I believe so because just as evolving societal attitudes and degenerating societal conditions in the mid-nineteenth century combined to launch the Three Angels of Revelation 14:6-12, so have they produced in our day a world desperately in need of the non-discriminatory anointing articulated by Joel, authenticated by Paul (Galatians 3:28), and validated by John (Revelation 1:6).

Since 1863, when we men rightfully (given the times) assumed the reins of church direction, we have sincerely tried but failed to position God’s people for Pentecost. We have done so all the while being careful to restrict female participation in our authoritative counsels. Ordination alone can reverse this practice and allow the untapped talents of consecrated womanhood to bless our decisions at the most sensitive stages of planning.

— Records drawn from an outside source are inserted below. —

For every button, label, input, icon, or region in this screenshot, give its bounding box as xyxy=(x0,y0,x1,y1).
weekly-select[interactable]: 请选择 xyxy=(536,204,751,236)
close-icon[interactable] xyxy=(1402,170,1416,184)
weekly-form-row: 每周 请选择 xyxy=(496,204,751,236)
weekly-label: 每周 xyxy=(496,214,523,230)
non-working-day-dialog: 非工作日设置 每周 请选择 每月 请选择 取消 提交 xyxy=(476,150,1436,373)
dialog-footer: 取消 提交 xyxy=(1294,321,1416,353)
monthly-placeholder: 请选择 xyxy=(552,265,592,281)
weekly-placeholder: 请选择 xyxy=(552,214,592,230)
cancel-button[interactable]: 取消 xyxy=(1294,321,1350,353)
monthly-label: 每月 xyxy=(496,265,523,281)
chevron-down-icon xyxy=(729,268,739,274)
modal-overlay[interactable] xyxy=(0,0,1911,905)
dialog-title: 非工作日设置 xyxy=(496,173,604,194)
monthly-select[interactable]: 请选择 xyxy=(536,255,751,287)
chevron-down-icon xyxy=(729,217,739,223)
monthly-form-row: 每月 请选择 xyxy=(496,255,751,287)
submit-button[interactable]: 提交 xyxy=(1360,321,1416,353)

Reflecting upon the fact that we, the seventh generation since our origins, remain frustrated with respect to Latter Rain status, and understanding that this ministry-boosting action does not alter any our 28 fundamental beliefs, I concur that the time has come for those Divisions that recognize women as recipients of the gift of ministry and whose societies are not hostile to their function should grant them full ministerial privileges. Their gifts are obvious, their sacrifices are equal, their services are urgently needed.

Dr. Calvin B. Rock was President of Oakwood College from 1971-1985. Then he was a General Conference Vice-President from 1985-2002. He also served as chair of the Loma Linda University and Loma Linda University Medical Center boards. He also pastored in the United States and evangelized abroad in Russia, England, Africa, and Romania and wrote nine books and numerous articles. For more statements from respected elder statesmen of the Adventist Church, see www.AdventistElders.com/news/ .

Dr. Rock is a true elder statesman of the Seventh-day Adventist Church. He worked for the Church for more than 60 years. It is unfortunate that the delegates to the General Conference Session in San Antonio were not aware of his wise counsel (and the counsel of two-thirds of the TOSC theologians) or did not take his heart-felt counsel to heart.